LAST UPDATE: I finished the race! I did it. I completed in 3:00:19, which was definitely not my target, but I’ll take it. I started out very strong, but by mile 9 lost some steam and watched the 2:45 pacer whizz past. I kept up through mile 11, and then had extremely painful charlie horses in each of my calves, which forced me to walk the remaining 2.1 miles in. I’m sure the photo of me at the finish is a great one. Still got my finisher medal. Would I do another half? I don’t know…maybe next year, just to beat that three hour time. We’ll see.
UPDATE: I ran my final “long” training run a week ago–one week before the race–10 miles (taper? what taper?). It actually wasn’t bad at all and I felt very confident and happy with my progress. I felt as though I had this Half in the bag. Then, the next day, my hips and knees were hurting badly. I shrugged it off as post-run soreness and figured I’d be fine by Saturday. Well, as I write this, it’s Friday, the race is in the morning, and my right knee is still really hurting. I have a feeling it’s runner’s knee because it feels fine when I’m using it (i.e. running or walking), but at rest or sleeping it hurts pretty badly. Now, I am completely freaking out about the race tomorrow. How am I going to possibly do 13.1 miles on with this pain? What’s going to happen when I’m finished? The very last thing I want to do is permanently injure myself, but from most things I’ve read I won’t. I know many runners have pushed through the intense pain and gone on to finish their best race. But, everyone is different. Am I making a terrible mistake? Someone pease talk some sense into me or cheer me on. As of right now, I plan to do this thing, whether it’s running or walking it. I’ll let you all know how it goes 🙂
In exactly two weeks, I will be participating in my first-ever half marathon. It’s one of the biggest marathon events around with something like 15,000 participants. It covers some neat (and usually off-limits) areas at the Air Force base right near my home. I am super excited. Unfortunately, I don’t feel in any way ready. I won’t go into the circumstances of how I ended up getting signed up for this race, but it’s something I’ve wanted to do for a few years now. The opportunity came and I decided to do it.
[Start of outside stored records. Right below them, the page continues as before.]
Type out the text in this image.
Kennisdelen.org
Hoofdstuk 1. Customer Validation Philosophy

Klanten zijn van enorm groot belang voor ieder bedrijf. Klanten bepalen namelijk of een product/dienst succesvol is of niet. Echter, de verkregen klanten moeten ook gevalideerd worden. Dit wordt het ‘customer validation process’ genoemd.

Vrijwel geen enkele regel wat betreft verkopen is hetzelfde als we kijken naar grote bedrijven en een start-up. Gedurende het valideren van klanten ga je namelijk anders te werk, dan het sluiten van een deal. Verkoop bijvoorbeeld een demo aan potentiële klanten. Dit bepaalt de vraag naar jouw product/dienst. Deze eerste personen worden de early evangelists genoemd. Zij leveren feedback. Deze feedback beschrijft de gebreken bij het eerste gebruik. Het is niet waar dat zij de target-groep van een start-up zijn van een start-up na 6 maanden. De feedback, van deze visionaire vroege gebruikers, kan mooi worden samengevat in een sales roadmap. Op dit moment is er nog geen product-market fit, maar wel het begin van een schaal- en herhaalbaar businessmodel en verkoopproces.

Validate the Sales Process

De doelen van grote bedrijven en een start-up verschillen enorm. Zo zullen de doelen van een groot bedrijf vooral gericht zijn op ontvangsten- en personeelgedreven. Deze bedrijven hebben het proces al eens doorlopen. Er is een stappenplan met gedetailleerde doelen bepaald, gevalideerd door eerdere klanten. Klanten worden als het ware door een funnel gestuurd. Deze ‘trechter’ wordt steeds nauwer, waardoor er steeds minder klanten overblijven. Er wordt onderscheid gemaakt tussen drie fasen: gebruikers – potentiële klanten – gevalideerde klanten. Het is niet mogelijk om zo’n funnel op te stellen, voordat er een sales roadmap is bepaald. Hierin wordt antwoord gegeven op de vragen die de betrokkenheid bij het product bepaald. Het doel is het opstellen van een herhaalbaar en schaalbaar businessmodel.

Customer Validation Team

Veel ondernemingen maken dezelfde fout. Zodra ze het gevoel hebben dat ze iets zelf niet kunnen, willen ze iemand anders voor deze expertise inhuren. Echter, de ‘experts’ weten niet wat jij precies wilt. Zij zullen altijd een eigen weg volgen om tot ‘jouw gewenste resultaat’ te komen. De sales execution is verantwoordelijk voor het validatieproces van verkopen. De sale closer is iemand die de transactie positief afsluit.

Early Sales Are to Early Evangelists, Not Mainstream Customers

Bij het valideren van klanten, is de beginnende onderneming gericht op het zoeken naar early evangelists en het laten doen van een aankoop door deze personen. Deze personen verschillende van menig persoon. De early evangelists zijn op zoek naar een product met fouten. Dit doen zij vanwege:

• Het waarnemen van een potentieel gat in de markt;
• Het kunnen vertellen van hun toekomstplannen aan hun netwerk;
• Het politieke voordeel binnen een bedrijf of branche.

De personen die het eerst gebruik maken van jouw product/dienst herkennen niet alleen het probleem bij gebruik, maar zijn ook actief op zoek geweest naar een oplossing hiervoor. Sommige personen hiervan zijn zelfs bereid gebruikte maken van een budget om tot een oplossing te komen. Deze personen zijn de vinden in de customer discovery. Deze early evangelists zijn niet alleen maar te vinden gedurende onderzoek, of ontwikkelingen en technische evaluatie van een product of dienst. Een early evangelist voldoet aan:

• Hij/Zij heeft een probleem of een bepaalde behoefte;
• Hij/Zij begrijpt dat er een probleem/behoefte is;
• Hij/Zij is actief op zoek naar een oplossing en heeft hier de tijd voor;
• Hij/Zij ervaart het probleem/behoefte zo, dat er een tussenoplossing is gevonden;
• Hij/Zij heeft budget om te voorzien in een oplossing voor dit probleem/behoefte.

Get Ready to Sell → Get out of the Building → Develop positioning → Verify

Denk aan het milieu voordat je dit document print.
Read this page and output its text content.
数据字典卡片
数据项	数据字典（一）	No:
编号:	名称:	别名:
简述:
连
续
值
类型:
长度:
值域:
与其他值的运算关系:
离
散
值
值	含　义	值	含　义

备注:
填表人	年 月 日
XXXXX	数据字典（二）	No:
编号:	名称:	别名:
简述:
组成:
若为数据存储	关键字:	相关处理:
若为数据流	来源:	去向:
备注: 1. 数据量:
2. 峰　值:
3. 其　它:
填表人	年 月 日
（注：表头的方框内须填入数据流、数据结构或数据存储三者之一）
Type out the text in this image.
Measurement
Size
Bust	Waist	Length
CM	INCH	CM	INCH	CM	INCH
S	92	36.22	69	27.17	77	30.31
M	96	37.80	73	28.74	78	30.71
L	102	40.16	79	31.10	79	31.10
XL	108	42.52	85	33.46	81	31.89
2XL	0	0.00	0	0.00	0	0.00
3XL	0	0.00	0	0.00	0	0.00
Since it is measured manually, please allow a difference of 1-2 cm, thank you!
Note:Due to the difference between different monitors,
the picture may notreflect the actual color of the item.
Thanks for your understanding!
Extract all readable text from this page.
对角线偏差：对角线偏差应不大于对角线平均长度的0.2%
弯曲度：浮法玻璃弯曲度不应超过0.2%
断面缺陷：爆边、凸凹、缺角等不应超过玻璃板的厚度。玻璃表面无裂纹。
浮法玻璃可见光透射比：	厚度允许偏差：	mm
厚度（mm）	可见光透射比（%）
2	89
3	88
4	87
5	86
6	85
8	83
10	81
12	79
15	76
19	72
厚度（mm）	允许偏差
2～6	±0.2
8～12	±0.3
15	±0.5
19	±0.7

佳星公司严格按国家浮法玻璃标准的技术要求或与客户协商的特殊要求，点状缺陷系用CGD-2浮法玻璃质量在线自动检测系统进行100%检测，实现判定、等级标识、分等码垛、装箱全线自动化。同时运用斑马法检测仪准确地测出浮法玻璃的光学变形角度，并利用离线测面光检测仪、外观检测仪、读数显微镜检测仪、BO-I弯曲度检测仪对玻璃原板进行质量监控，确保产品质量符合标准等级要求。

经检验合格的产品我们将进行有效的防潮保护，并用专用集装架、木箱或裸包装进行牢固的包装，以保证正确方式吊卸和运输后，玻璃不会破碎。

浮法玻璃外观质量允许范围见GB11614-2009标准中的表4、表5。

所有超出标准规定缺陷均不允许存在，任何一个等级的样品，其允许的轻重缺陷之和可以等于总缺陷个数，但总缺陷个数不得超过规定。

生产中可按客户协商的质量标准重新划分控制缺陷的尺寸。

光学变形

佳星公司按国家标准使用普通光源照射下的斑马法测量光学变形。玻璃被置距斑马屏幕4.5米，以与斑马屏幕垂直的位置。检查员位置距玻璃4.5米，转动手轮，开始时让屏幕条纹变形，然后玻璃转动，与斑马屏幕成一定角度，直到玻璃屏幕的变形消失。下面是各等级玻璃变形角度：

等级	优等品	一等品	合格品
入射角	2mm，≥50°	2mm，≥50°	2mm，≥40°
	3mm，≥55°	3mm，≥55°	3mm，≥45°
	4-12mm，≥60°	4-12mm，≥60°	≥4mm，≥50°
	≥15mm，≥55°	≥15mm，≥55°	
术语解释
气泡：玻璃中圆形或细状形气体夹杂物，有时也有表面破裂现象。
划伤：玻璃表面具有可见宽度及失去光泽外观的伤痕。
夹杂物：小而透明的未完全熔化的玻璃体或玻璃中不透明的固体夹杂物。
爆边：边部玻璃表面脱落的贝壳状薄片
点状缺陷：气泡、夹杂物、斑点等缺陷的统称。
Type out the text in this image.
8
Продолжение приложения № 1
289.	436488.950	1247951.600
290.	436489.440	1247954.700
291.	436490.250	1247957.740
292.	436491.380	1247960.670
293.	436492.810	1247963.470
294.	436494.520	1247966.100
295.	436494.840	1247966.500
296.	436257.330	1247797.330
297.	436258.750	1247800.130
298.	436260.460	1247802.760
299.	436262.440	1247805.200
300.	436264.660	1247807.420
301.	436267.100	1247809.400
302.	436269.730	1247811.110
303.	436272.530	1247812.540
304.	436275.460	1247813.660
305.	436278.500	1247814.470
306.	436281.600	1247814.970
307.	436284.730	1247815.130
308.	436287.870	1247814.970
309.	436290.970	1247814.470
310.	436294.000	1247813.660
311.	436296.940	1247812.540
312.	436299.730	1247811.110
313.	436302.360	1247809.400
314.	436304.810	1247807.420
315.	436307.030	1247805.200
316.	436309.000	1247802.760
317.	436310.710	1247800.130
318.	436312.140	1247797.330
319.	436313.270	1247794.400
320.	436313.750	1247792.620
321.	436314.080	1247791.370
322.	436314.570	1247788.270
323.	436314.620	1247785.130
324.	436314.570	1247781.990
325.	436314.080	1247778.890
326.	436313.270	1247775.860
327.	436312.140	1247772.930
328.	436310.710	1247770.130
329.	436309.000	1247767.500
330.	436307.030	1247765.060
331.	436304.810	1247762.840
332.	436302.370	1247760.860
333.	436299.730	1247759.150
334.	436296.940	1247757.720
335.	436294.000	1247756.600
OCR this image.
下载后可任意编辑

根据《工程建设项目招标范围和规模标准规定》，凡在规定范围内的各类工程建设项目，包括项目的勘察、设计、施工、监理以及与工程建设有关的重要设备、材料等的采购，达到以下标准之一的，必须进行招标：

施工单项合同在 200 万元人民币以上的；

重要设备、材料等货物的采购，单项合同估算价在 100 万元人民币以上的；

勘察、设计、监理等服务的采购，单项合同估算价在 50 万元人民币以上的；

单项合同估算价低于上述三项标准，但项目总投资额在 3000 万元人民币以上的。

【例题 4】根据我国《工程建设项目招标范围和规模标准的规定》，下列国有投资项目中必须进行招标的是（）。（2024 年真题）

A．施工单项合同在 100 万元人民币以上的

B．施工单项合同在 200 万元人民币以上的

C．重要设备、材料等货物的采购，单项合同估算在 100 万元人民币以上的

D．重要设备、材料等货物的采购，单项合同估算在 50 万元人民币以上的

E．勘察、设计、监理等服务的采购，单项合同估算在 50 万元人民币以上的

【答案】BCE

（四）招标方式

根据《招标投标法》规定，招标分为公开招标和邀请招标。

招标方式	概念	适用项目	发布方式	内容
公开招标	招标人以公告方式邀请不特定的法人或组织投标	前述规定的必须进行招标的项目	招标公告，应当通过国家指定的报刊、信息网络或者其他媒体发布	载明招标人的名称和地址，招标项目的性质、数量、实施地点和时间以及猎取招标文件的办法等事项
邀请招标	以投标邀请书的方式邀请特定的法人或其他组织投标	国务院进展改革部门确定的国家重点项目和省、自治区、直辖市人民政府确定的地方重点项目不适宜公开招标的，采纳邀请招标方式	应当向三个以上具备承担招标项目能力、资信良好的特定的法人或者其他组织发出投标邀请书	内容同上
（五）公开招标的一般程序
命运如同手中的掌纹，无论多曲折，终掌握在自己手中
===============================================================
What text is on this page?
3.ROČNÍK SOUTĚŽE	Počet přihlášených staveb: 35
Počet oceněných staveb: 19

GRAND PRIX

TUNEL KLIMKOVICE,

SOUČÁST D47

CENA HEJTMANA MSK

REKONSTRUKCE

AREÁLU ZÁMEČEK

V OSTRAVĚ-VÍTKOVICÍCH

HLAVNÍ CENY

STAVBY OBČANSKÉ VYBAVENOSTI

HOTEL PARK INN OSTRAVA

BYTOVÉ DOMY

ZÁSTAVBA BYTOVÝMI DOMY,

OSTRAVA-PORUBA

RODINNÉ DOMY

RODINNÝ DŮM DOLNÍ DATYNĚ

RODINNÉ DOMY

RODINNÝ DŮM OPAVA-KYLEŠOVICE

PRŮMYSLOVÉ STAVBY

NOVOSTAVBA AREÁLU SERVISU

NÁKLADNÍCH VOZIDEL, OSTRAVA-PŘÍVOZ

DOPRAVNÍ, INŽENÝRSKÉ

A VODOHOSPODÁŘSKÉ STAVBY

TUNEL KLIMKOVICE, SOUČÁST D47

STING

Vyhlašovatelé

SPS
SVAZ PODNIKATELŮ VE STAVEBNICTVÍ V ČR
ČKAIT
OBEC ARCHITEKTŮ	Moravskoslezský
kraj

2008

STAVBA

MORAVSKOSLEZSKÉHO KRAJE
I am NOT a runner. I am a hiker. I have hiked easy trails and difficult ones. I have hiked 26 miles in a single day in the Rocky Mountains. I’ve hiked 13 miles at a local state park in under four hours (including scenery watching, backtracking for a lost piece of gear, and stopping for lunch). Three months ago, I hiked a good sized-chunk of one of the most rugged sections of the Appalachian Trail in Virginia. Some of those extensive hiking trips were back when I was in absolutely terrible shape and had no conditioning. I know distance. I know leg pain. And, I know how to push through it when there’s no other option than to just keep going.
For some reason, though, running 13.1 miles on pavement has me intimidated. Like, really intimidated. That should be much easier than a rocky, steep trail, right?
I have completed races before, including a 5K and a 10K I ran/walked three years ago. I finished both events–one in the top of my age group and the other right in the middle. The problem is, I really don’t enjoy running. I’d much rather walk or hike. I’ve been “training” by walking 2-5 miles every day for the past several months, but I haven’t done any long runs or extensive endurance training for this. Will I regret it? Probably.
I’ve got most of the philosophical stuff down. “No new stuff on race day”. Got it. “Hydrate heavily before, during and after the race”. Got it. “Wear loose-fitting clothes”. Got it. “Be able to run without walking for at least 10 miles”. Ooooh, don’t got it. Walk it? I can do that with my eyes closed. Who said I can’t walk it, anyway? No one.
I think what intimidates me most is the thought of being in a race with other people who treat running like it’s their job. In a 5K or 10K, there are hundreds of other walkers, but in a half or full, it will be mostly runners. I might be surprised, but that remains to be seen. This IS considered a “walker friendly” race, with a finish cutoff of six hours. I intend to come in WAY under that with a goal of three hours or less. I know I can do it, but my body might not. Ha.
I may run this thing. I may walk part of it. I may walk most of it. I’m not doing this race for a PR or to try to prove anything crazy to myself. I’m doing this race to get my finisher medal and prove that this 42-year-old guy can do it. I have nothing to prove and nothing to lose. I know it’s going to hurt. A lot. But I also know the feeling of crossing the finish line and getting that medal and an ice-cold beer. And, you know what? I can’t wait.